Ergebnis: Bei 71 % der Patienten war der letzte Visus 1/25 und besser, bei 24 % mindestens 0,4. Bei einem präoperativen Visus von mindestens HB war der postoperative Visus besser als bei einem schlechteren Ausgangsvisus (Lichtschein). Die chronischen und subakuten Endophthalmitiden hatten ein besseres Visusergebnis als die akuten Endophthalmitiden. Bei den chronischen und subakuten Verläufen war öfter noch ein Visusanstieg in den ersten Wochen nach der Operation möglich. Bei den akuten Verläufen stagnierte der Visusanstieg, und der Visus wurde teils schlechter. Das Keimspektrum umfaßte Staphylococcus epidermidis, Staphylococcus aureus, Streptococcus sanguis, Propionibacterium acnes und weitere Bakterien. Der postoperative Visus war bei Staphylococcus epidermidis-Infektionen am besten.
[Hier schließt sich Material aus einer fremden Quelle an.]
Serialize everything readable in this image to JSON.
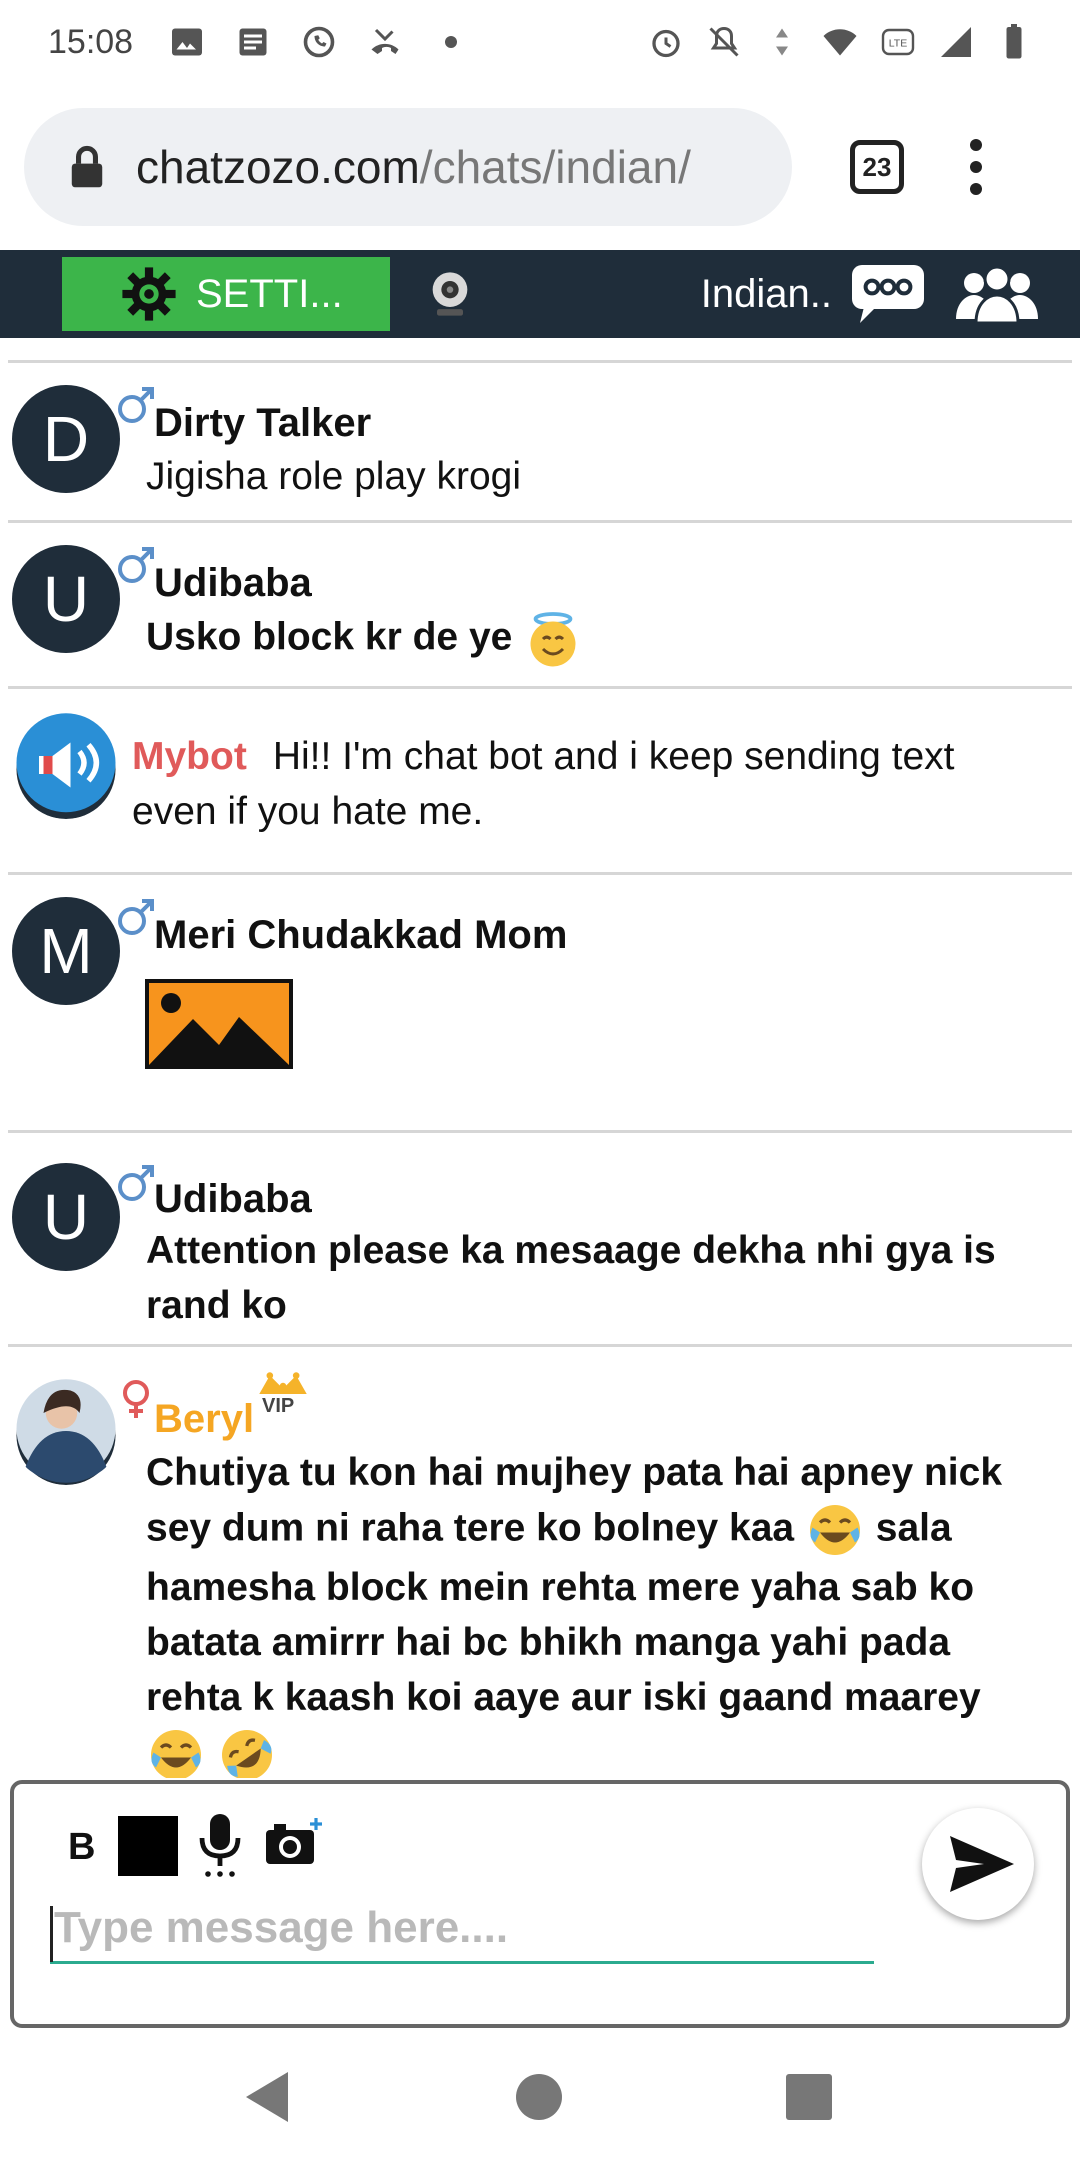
{
  "status_bar": {
    "time": "15:08"
  },
  "browser": {
    "url_domain": "chatzozo.com",
    "url_path": "/chats/indian/",
    "tab_count": "23"
  },
  "header": {
    "settings_label": "SETTI...",
    "room_name": "Indian..",
    "colors": {
      "background": "#1f2d3a",
      "settings_button": "#3cb54a"
    }
  },
  "messages": [
    {
      "user": "Dirty Talker",
      "avatar_letter": "D",
      "gender": "male",
      "text": "Jigisha role play krogi",
      "bold": false
    },
    {
      "user": "Udibaba",
      "avatar_letter": "U",
      "gender": "male",
      "text": "Usko block kr de ye",
      "bold": true,
      "emojis": [
        "smiling-face-with-halo"
      ]
    },
    {
      "user": "Mybot",
      "avatar": "speaker-icon",
      "text": "Hi!! I'm chat bot and i keep sending text even if you hate me.",
      "name_color": "#e05a5a"
    },
    {
      "user": "Meri Chudakkad Mom",
      "avatar_letter": "M",
      "gender": "male",
      "attachment": "image-placeholder"
    },
    {
      "user": "Udibaba",
      "avatar_letter": "U",
      "gender": "male",
      "text": "Attention please ka mesaage dekha nhi gya is rand ko",
      "bold": true
    },
    {
      "user": "Beryl",
      "avatar": "photo-avatar",
      "gender": "female",
      "badge": "VIP",
      "name_color": "#f5a623",
      "text_part1": "Chutiya tu kon hai mujhey pata hai apney nick sey dum ni raha tere ko bolney kaa",
      "text_part2": "sala hamesha block mein rehta mere yaha sab ko batata amirrr hai bc bhikh manga yahi pada rehta k kaash koi aaye aur iski gaand maarey",
      "emojis": [
        "face-with-tears-of-joy",
        "face-with-tears-of-joy",
        "rolling-on-floor-laughing"
      ]
    }
  ],
  "composer": {
    "bold_label": "B",
    "placeholder": "Type message here....",
    "accent_color": "#2bab8f"
  }
}
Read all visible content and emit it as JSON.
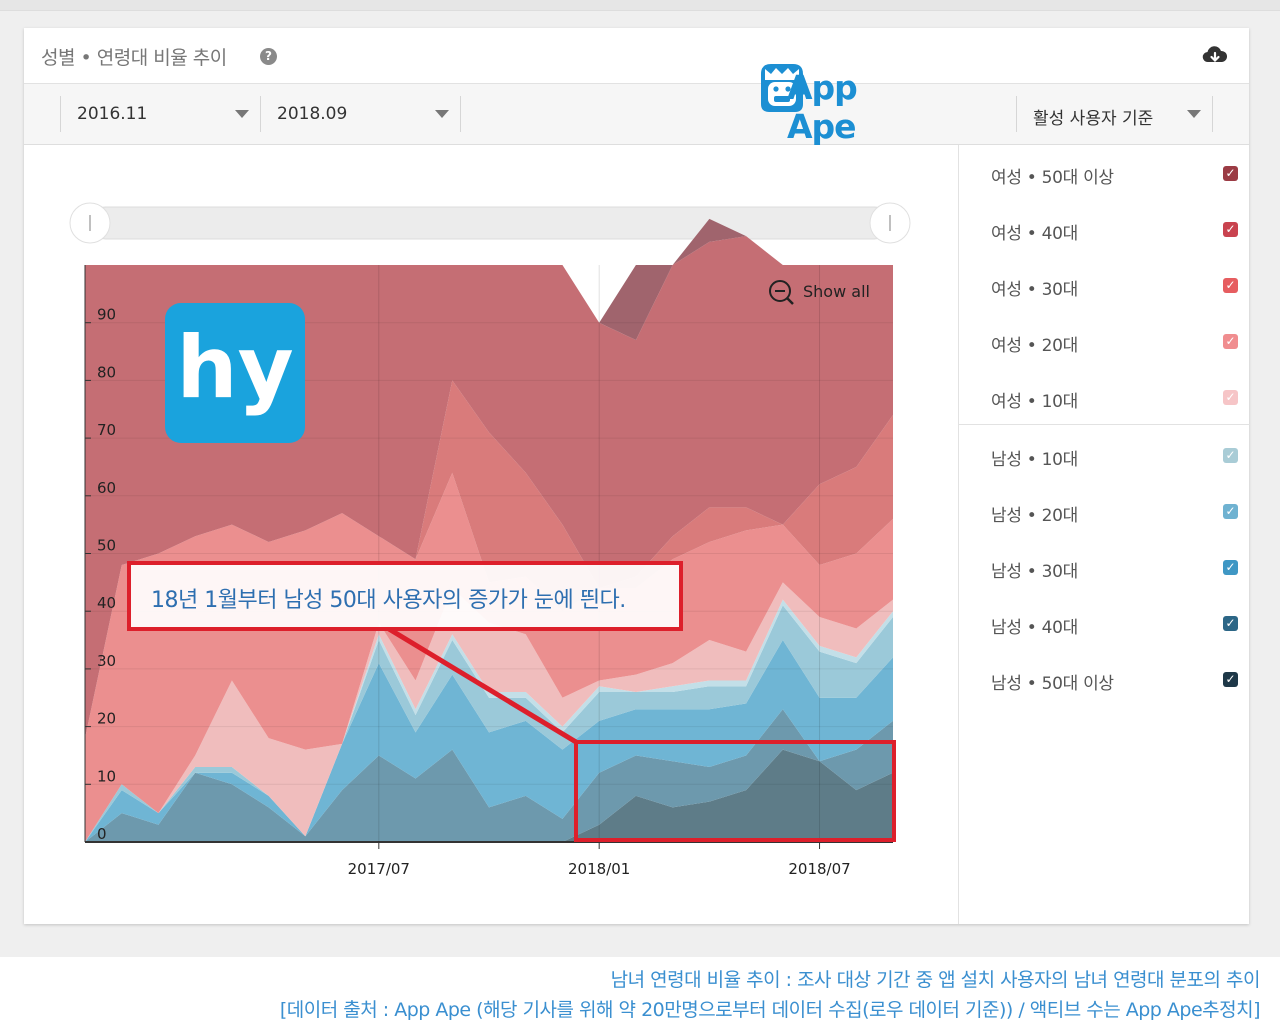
{
  "card": {
    "title": "성별 • 연령대 비율 추이",
    "help_icon": "question-circle-icon",
    "download_icon": "cloud-download-icon"
  },
  "toolbar": {
    "start_date": "2016.11",
    "end_date": "2018.09",
    "basis": "활성 사용자 기준",
    "brand": "App Ape"
  },
  "chart": {
    "show_all_label": "Show all",
    "overlay_logo_text": "hy",
    "callout": "18년 1월부터 남성 50대 사용자의 증가가 눈에 띈다."
  },
  "chart_data": {
    "type": "area",
    "stacked": true,
    "x": [
      "2016.11",
      "2016.12",
      "2017.01",
      "2017.02",
      "2017.03",
      "2017.04",
      "2017.05",
      "2017.06",
      "2017.07",
      "2017.08",
      "2017.09",
      "2017.10",
      "2017.11",
      "2017.12",
      "2018.01",
      "2018.02",
      "2018.03",
      "2018.04",
      "2018.05",
      "2018.06",
      "2018.07",
      "2018.08",
      "2018.09"
    ],
    "x_tick_labels": [
      "2017/07",
      "2018/01",
      "2018/07"
    ],
    "y_ticks": [
      "0",
      "10",
      "20",
      "30",
      "40",
      "50",
      "60",
      "70",
      "80",
      "90"
    ],
    "ylim": [
      0,
      100
    ],
    "series": [
      {
        "name": "남성 • 50대 이상",
        "color": "#5e7c88",
        "values": [
          0,
          0,
          0,
          0,
          0,
          0,
          0,
          0,
          0,
          0,
          0,
          0,
          0,
          0,
          3,
          8,
          6,
          7,
          9,
          16,
          14,
          9,
          12
        ]
      },
      {
        "name": "남성 • 40대",
        "color": "#6d99ad",
        "values": [
          0,
          5,
          3,
          12,
          10,
          6,
          1,
          9,
          15,
          11,
          16,
          6,
          8,
          4,
          9,
          7,
          8,
          6,
          6,
          7,
          0,
          7,
          9
        ]
      },
      {
        "name": "남성 • 30대",
        "color": "#6fb5d4",
        "values": [
          0,
          4,
          2,
          0,
          2,
          2,
          0,
          8,
          16,
          8,
          13,
          13,
          13,
          12,
          9,
          8,
          9,
          10,
          9,
          12,
          11,
          9,
          11
        ]
      },
      {
        "name": "남성 • 20대",
        "color": "#9bc9d9",
        "values": [
          0,
          1,
          0,
          1,
          1,
          0,
          0,
          0,
          4,
          3,
          6,
          6,
          4,
          3,
          5,
          3,
          3,
          4,
          3,
          6,
          8,
          6,
          7
        ]
      },
      {
        "name": "남성 • 10대",
        "color": "#c3dfe8",
        "values": [
          0,
          0,
          0,
          0,
          0,
          0,
          0,
          0,
          1,
          1,
          1,
          1,
          1,
          1,
          1,
          0,
          1,
          1,
          1,
          1,
          1,
          1,
          1
        ]
      },
      {
        "name": "여성 • 10대",
        "color": "#f0bdbd",
        "values": [
          0,
          0,
          0,
          2,
          15,
          10,
          15,
          0,
          2,
          5,
          8,
          12,
          10,
          5,
          1,
          3,
          4,
          7,
          5,
          3,
          5,
          5,
          2
        ]
      },
      {
        "name": "여성 • 20대",
        "color": "#eb8f8f",
        "values": [
          18,
          38,
          45,
          38,
          27,
          34,
          38,
          40,
          15,
          21,
          20,
          7,
          10,
          15,
          16,
          15,
          18,
          17,
          21,
          10,
          9,
          13,
          14
        ]
      },
      {
        "name": "여성 • 30대",
        "color": "#d97b7b",
        "values": [
          0,
          0,
          0,
          0,
          0,
          0,
          0,
          0,
          0,
          0,
          16,
          26,
          18,
          15,
          0,
          2,
          4,
          6,
          4,
          0,
          14,
          15,
          18
        ]
      },
      {
        "name": "여성 • 40대",
        "color": "#c56e74",
        "values": [
          82,
          52,
          50,
          47,
          45,
          48,
          46,
          43,
          47,
          51,
          20,
          29,
          36,
          45,
          46,
          41,
          47,
          46,
          47,
          45,
          38,
          35,
          26
        ]
      },
      {
        "name": "여성 • 50대 이상",
        "color": "#a0646d",
        "values": [
          0,
          0,
          0,
          0,
          0,
          0,
          0,
          0,
          0,
          0,
          0,
          0,
          0,
          0,
          0,
          13,
          0,
          4,
          0,
          0,
          0,
          0,
          0
        ]
      }
    ]
  },
  "legend": [
    {
      "label": "여성 • 50대 이상",
      "color": "#9b3b44"
    },
    {
      "label": "여성 • 40대",
      "color": "#c9434f"
    },
    {
      "label": "여성 • 30대",
      "color": "#e65d60"
    },
    {
      "label": "여성 • 20대",
      "color": "#f08d8f"
    },
    {
      "label": "여성 • 10대",
      "color": "#f6c5c7"
    },
    {
      "label": "남성 • 10대",
      "color": "#a9ccd6"
    },
    {
      "label": "남성 • 20대",
      "color": "#6fb2d1"
    },
    {
      "label": "남성 • 30대",
      "color": "#3f97c4"
    },
    {
      "label": "남성 • 40대",
      "color": "#2c6686"
    },
    {
      "label": "남성 • 50대 이상",
      "color": "#1e3848"
    }
  ],
  "caption": {
    "line1": "남녀 연령대 비율 추이 : 조사 대상 기간 중 앱 설치 사용자의 남녀 연령대 분포의 추이",
    "line2": "[데이터 출처 : App Ape (해당 기사를 위해 약 20만명으로부터 데이터 수집(로우 데이터 기준)) / 액티브 수는 App Ape추정치]"
  }
}
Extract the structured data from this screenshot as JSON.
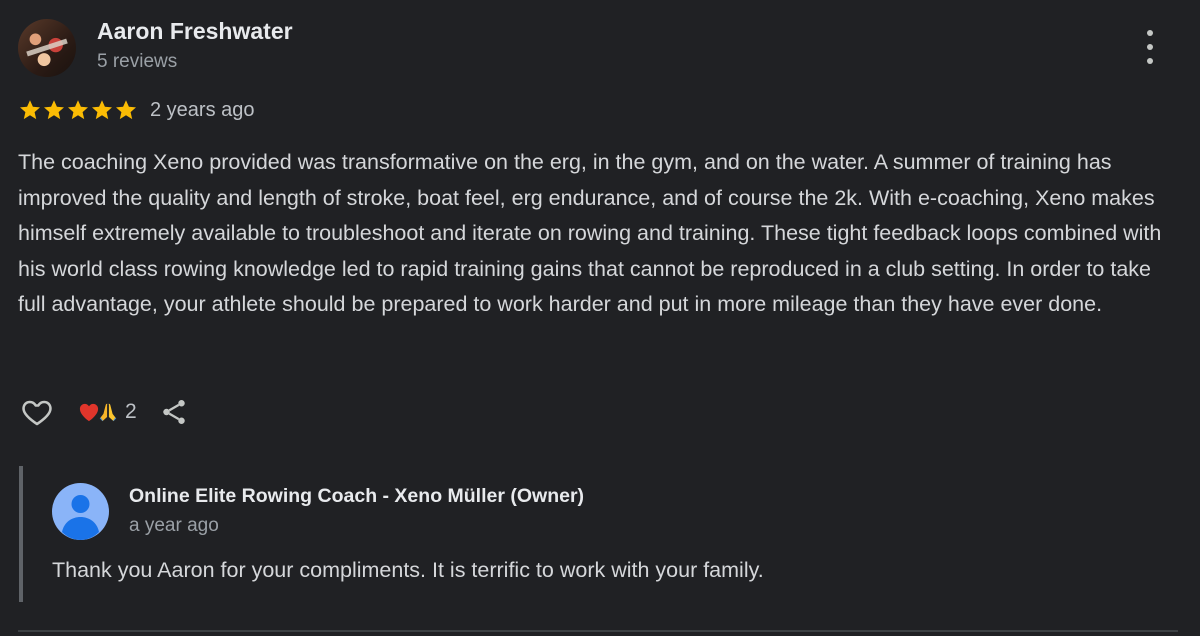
{
  "review": {
    "author_name": "Aaron Freshwater",
    "author_reviews": "5 reviews",
    "rating": 5,
    "max_rating": 5,
    "date": "2 years ago",
    "text": "The coaching Xeno provided was transformative on the erg, in the gym, and on the water. A summer of training has improved the quality and length of stroke, boat feel, erg endurance, and of course the 2k. With e-coaching, Xeno makes himself extremely available to troubleshoot and iterate on rowing and training. These tight feedback loops combined with his world class rowing knowledge led to rapid training gains that cannot be reproduced in a club setting. In order to take full advantage, your athlete should be prepared to work harder and put in more mileage than they have ever done."
  },
  "actions": {
    "like_icon": "heart-outline-icon",
    "reaction_icons": [
      "red-heart-emoji",
      "folded-hands-emoji"
    ],
    "reaction_count": "2",
    "share_icon": "share-icon",
    "more_icon": "more-vertical-icon"
  },
  "owner_reply": {
    "name": "Online Elite Rowing Coach - Xeno Müller (Owner)",
    "date": "a year ago",
    "text": "Thank you Aaron for your compliments. It is terrific to work with your family."
  },
  "colors": {
    "background": "#202124",
    "star": "#fbbc04",
    "owner_avatar": "#8ab4f8",
    "reply_border": "#5f6368"
  }
}
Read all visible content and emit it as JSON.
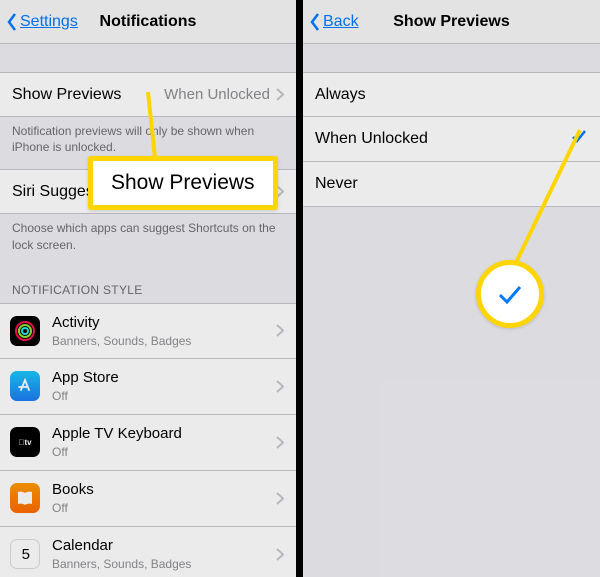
{
  "left": {
    "nav": {
      "back": "Settings",
      "title": "Notifications"
    },
    "show_previews": {
      "label": "Show Previews",
      "value": "When Unlocked"
    },
    "show_previews_footer": "Notification previews will only be shown when iPhone is unlocked.",
    "siri": {
      "label": "Siri Suggestions"
    },
    "siri_footer": "Choose which apps can suggest Shortcuts on the lock screen.",
    "style_header": "NOTIFICATION STYLE",
    "apps": [
      {
        "name": "Activity",
        "sub": "Banners, Sounds, Badges",
        "icon": "activity"
      },
      {
        "name": "App Store",
        "sub": "Off",
        "icon": "appstore"
      },
      {
        "name": "Apple TV Keyboard",
        "sub": "Off",
        "icon": "appletv"
      },
      {
        "name": "Books",
        "sub": "Off",
        "icon": "books"
      },
      {
        "name": "Calendar",
        "sub": "Banners, Sounds, Badges",
        "icon": "calendar"
      }
    ]
  },
  "right": {
    "nav": {
      "back": "Back",
      "title": "Show Previews"
    },
    "options": [
      {
        "label": "Always",
        "checked": false
      },
      {
        "label": "When Unlocked",
        "checked": true
      },
      {
        "label": "Never",
        "checked": false
      }
    ]
  },
  "callout_label": "Show Previews",
  "calendar_day": "5"
}
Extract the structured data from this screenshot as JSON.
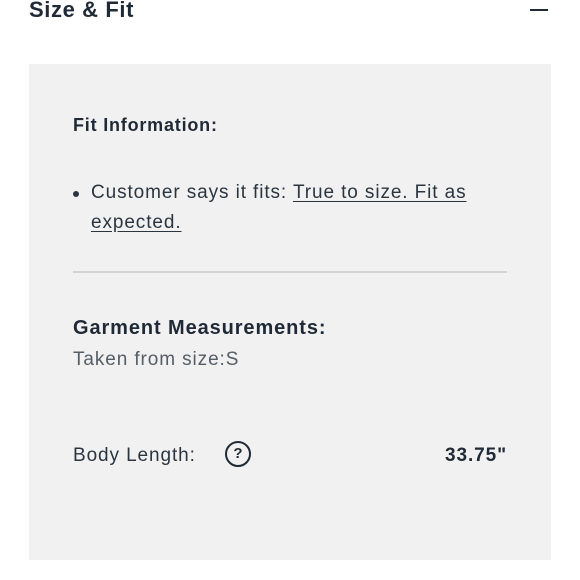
{
  "section": {
    "title": "Size & Fit",
    "collapse_icon": "minus-icon"
  },
  "fit_information": {
    "heading": "Fit Information:",
    "items": [
      {
        "prefix": "Customer says it fits: ",
        "link_text": "True to size. Fit as expected."
      }
    ]
  },
  "garment_measurements": {
    "heading": "Garment Measurements:",
    "subtitle": "Taken from size:S",
    "rows": [
      {
        "label": "Body Length:",
        "help_icon": "question-circle-icon",
        "help_glyph": "?",
        "value": "33.75\""
      }
    ]
  },
  "colors": {
    "text": "#1f2a36",
    "panel_bg": "#f1f1f1",
    "divider": "#d3d3d3"
  }
}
Schlußfolgerung: Prognostische Faktoren der postoperativen Endophthalmitis sind der Visus, das Kulturergebnis und die Verlaufsform (akut, subakut, chronisch). Zum Zeitpunkt der Operation oder der intravitrealen Antibiotikaeingabe sollte der Visus nicht schlechter als Handbewegungen sein, um postoperativ einen besseren Visus zu erreichen.